Key Mueller witness George Nader sentenced to 10 years in prison for child sex charges
ALEXANDRIA, Virginia — George Nader, a key witness in former special counsel Robert Mueller’s Russia investigation, was sentenced to 10 years in prison for bringing a teenage boy to the United States for sex and possessing child pornography. Nader, a 61-year-old Lebanese American lobbyist, pleaded guilty in January and received 10 years for each charge on Friday. Judge Leonie Brinkema of the Eastern District of Virginia said they could be served concurrently. The hearing took place in a socially-distanced federal courtroom with yellow X’s on the courtroom benches keeping the scattering of people in the audience spaced out from one another in the mostly empty room. Search warrants unsealed last year revealed the FBI found child pornography in Nader’s possession during the Russia investigation. The warrants alleged that at least a dozen videos containing child pornography were found on his phones — some involving animals and boys as young as 2 years old. Nader was also accused of taking a 14-year-old boy from the Czech Republic to his Washington, D.C., home in 2000 and using him for sex. Two years later, Czech authorities arrested Nader amid allegations that he had sex with underage boys in the Czech Republic between 1999 and 2002. He was convicted in May 2003 of molesting children, according to the search warrants. When law enforcement in the U.S. learned of the 14-year-old boy in 2002, Nader had left the country. Brinkema ruled Friday that Nader must now pay $150,000 in restitution to the victim, who called in to the proceedings and read a statement in Czech, which was repeated in English by a translator. Nader also pleaded guilty to a federal pornography charge in 1991 and was sentenced to six months in prison after he was found with two reels of videotape hidden in candy tins when he arrived at the Washington-Dulles International Airport. Both the Justice Department and Nader’s defense team had worked out a plea agreement in which Nader would be sentenced to 10 years for each charge, while allowing the sentences to be served at the same time.

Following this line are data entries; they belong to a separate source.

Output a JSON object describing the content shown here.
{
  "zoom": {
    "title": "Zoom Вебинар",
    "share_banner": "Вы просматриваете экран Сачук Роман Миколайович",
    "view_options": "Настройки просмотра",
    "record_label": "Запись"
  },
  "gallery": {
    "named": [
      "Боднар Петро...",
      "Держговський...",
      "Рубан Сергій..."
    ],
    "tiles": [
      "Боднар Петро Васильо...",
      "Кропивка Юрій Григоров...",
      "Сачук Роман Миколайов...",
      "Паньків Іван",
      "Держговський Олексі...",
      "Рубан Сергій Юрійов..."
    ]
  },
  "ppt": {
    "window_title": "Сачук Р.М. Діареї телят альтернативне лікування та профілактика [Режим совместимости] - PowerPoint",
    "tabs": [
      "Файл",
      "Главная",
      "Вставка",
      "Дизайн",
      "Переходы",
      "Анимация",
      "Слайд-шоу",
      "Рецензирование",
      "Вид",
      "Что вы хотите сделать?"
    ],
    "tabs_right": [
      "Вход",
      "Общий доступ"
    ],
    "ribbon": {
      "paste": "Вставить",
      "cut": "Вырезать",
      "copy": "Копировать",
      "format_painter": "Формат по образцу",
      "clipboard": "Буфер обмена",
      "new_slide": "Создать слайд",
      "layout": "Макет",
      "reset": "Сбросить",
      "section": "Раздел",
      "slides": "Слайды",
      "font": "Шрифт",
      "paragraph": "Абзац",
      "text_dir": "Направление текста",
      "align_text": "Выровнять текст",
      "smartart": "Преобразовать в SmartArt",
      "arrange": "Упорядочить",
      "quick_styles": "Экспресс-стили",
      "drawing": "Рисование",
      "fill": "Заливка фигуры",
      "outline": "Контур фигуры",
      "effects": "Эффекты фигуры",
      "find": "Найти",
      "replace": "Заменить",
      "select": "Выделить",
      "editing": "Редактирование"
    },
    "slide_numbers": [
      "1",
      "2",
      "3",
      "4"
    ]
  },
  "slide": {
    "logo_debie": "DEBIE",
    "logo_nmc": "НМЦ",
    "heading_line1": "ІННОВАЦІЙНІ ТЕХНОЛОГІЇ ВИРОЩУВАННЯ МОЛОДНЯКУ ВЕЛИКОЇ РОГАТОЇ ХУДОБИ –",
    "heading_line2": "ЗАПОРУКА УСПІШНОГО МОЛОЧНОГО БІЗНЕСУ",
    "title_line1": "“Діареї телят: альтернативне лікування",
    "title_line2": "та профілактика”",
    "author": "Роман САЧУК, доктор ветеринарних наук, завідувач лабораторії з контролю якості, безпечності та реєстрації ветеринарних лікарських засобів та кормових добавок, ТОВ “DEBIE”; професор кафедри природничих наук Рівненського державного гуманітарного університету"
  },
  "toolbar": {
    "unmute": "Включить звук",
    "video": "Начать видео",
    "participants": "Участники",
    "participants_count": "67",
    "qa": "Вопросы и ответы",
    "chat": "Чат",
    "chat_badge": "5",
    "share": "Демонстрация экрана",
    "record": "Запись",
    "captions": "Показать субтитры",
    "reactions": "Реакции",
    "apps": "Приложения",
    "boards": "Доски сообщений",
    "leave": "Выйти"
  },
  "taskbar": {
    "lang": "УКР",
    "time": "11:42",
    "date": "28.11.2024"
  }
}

Jay Prabhu, an assistant U.S. attorney for the Eastern District of Virginia and the chief of its cybercrime unit, told the judge that Nader has “worked with presidents and princes” and with “the powerful and the infamous.” He talked briefly about Nader’s longtime experience in Middle Eastern politics, but said “that wasn’t his only passion” as he pointed to Nader’s history of possessing child pornography and of abusing underage teenagers. Prabhu said Nader was “persistent and dangerous” and that he had a history of “exploiting troubled teen boys.” The DOJ lawyer said to “make no mistake — Mr. Nader is a repeat, hands-on sexual offender.”
Jonathan Jeffress, Nader’s defense attorney, claimed the child pornography in question was “not sexual” and that it amounted to little more than “dirty jokes” sent to Nader on WhatsApp by his friends in the Middle East. Jeffress also said the judge should look at Nader “as he stands here today” and said his client’s chances of recidivism were “non-existent.”